Historic Greek church in Turkey is further damaged during Islamification process

By 4 years ago

The Hagia Sophia Church in Pontus on Turkey's eastern Black Sea coast was first turned into a museum, and then later a mosque. Now the church is being buried in concrete, Tourkika Nea reported.

A major disaster is happening in Trapezounta, after the church was converted from a museum into a mosque in 2013 by the dictatorship, as a German think-tank described it, of Turkish President Recep Tayyip Erdoğan.

The Hagia Sophia Church was built in 1250. After its conversion into a mosque in 2013, 800-year-old hagiographies were covered and some of them even destroyed.

The Hagia Sophia in Trapezounta, a very beautiful building but overshadowed by the Hagia Sophia in Constantinople, was built as a monastery by East Roman Emperor Manuel I in 1250-1260.

This building, which even in the time of Sultan Mehmet the Conqueror was used as a church, closed in the aftermath of the Greek Genocide and was reopened as a museum after 1964.

In 2012 it was handed over to the General Directorate of Waqf and in 2013 it was opened as a mosque. But after the opening of this historic church as a mosque, a major catastrophe occurred.

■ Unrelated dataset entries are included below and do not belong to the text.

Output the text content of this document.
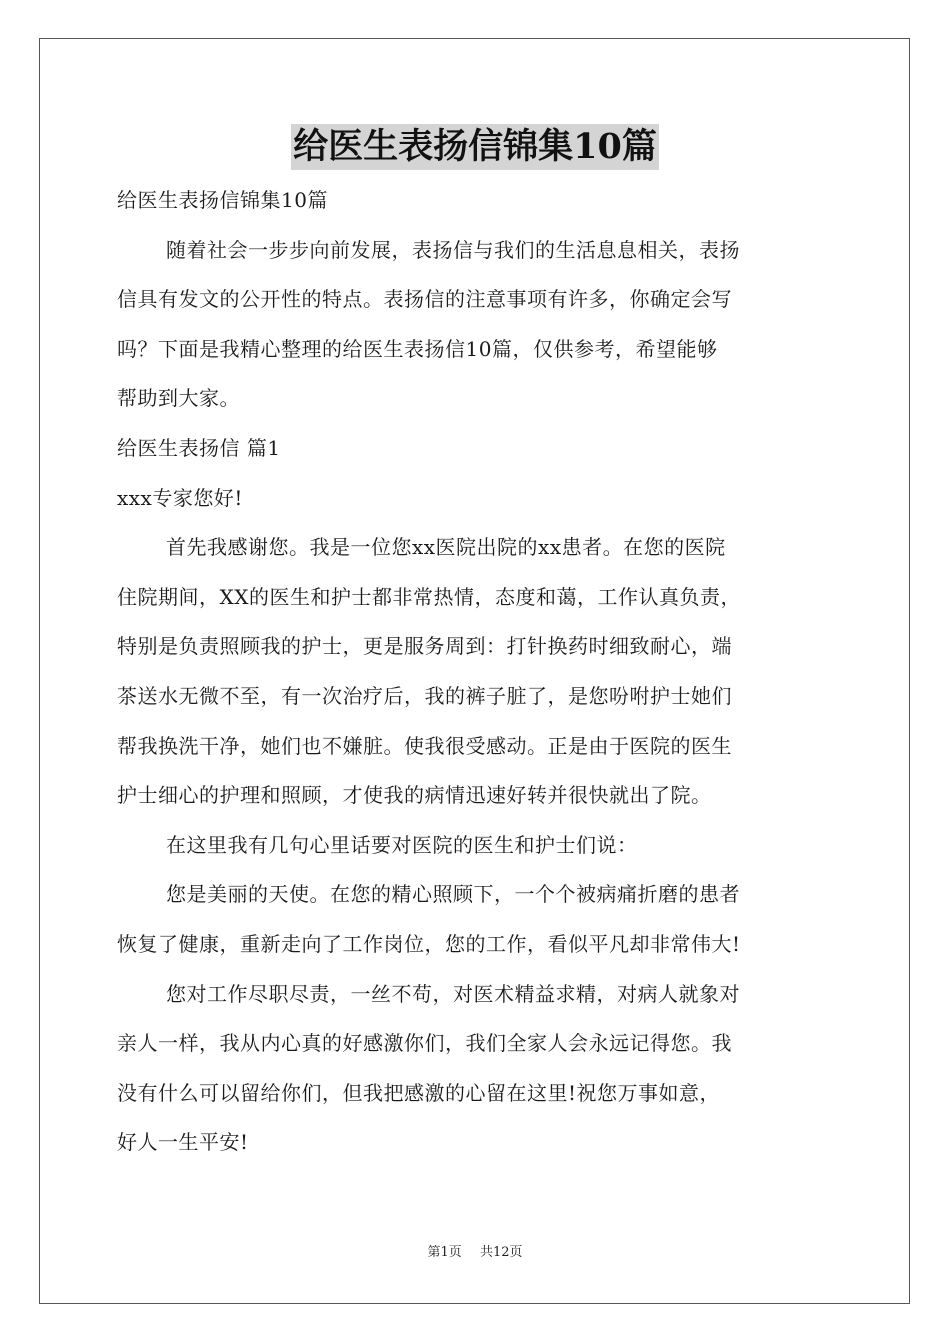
给医生表扬信锦集10篇
给医生表扬信锦集10篇
随着社会一步步向前发展，表扬信与我们的生活息息相关，表扬
信具有发文的公开性的特点。表扬信的注意事项有许多，你确定会写
吗？下面是我精心整理的给医生表扬信10篇，仅供参考，希望能够
帮助到大家。
给医生表扬信 篇1
xxx专家您好!
首先我感谢您。我是一位您xx医院出院的xx患者。在您的医院
住院期间，XX的医生和护士都非常热情，态度和蔼，工作认真负责，
特别是负责照顾我的护士，更是服务周到：打针换药时细致耐心，端
茶送水无微不至，有一次治疗后，我的裤子脏了，是您吩咐护士她们
帮我换洗干净，她们也不嫌脏。使我很受感动。正是由于医院的医生
护士细心的护理和照顾，才使我的病情迅速好转并很快就出了院。
在这里我有几句心里话要对医院的医生和护士们说：
您是美丽的天使。在您的精心照顾下，一个个被病痛折磨的患者
恢复了健康，重新走向了工作岗位，您的工作，看似平凡却非常伟大!
您对工作尽职尽责，一丝不苟，对医术精益求精，对病人就象对
亲人一样，我从内心真的好感激你们，我们全家人会永远记得您。我
没有什么可以留给你们，但我把感激的心留在这里!祝您万事如意，
好人一生平安!
第1页 共12页
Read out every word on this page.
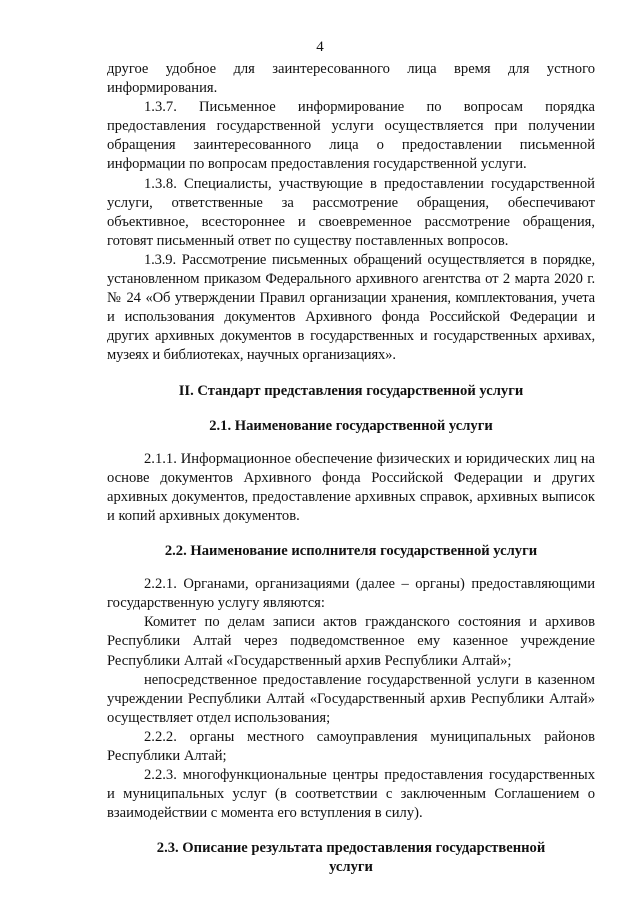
4

другое удобное для заинтересованного лица время для устного информирования.

1.3.7. Письменное информирование по вопросам порядка предоставления государственной услуги осуществляется при получении обращения заинтересованного лица о предоставлении письменной информации по вопросам предоставления государственной услуги.

1.3.8. Специалисты, участвующие в предоставлении государственной услуги, ответственные за рассмотрение обращения, обеспечивают объективное, всестороннее и своевременное рассмотрение обращения, готовят письменный ответ по существу поставленных вопросов.

1.3.9. Рассмотрение письменных обращений осуществляется в порядке, установленном приказом Федерального архивного агентства от 2 марта 2020 г. № 24 «Об утверждении Правил организации хранения, комплектования, учета и использования документов Архивного фонда Российской Федерации и других архивных документов в государственных и государственных архивах, музеях и библиотеках, научных организациях».

II. Стандарт представления государственной услуги
2.1. Наименование государственной услуги

2.1.1. Информационное обеспечение физических и юридических лиц на основе документов Архивного фонда Российской Федерации и других архивных документов, предоставление архивных справок, архивных выписок и копий архивных документов.

2.2. Наименование исполнителя государственной услуги

2.2.1. Органами, организациями (далее – органы) предоставляющими государственную услугу являются:

Комитет по делам записи актов гражданского состояния и архивов Республики Алтай через подведомственное ему казенное учреждение Республики Алтай «Государственный архив Республики Алтай»;

непосредственное предоставление государственной услуги в казенном учреждении Республики Алтай «Государственный архив Республики Алтай» осуществляет отдел использования;

2.2.2. органы местного самоуправления муниципальных районов Республики Алтай;

2.2.3. многофункциональные центры предоставления государственных и муниципальных услуг (в соответствии с заключенным Соглашением о взаимодействии с момента его вступления в силу).

2.3. Описание результата предоставления государственной
услуги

Ejup Mukhtzou, president of the Chamber of Architects, describes what happened in the mosque as following:

"In the museum's location there is a mosque without a religious community. Around the museum, the design was changed and toilets and other concrete structures were constructed. Some parts of the walls were painted green. The paintings on the dome were covered with a wooden curtain. The mosaics on the floor were covered with carpets. Mosaics and paintings of hundreds of years that were on the walls and were preserved to this day have been destroyed. To hang a curtain to separate the space for women, nails were inserted into the historic walls."

Hagia Sophia before its conversion into a mosque was visited by 150,000 tourists and together with the monastery of Panagia Soumela were the most visited places in Trapezounta. In particular, Hagia Sofia was visited by foreign tourists.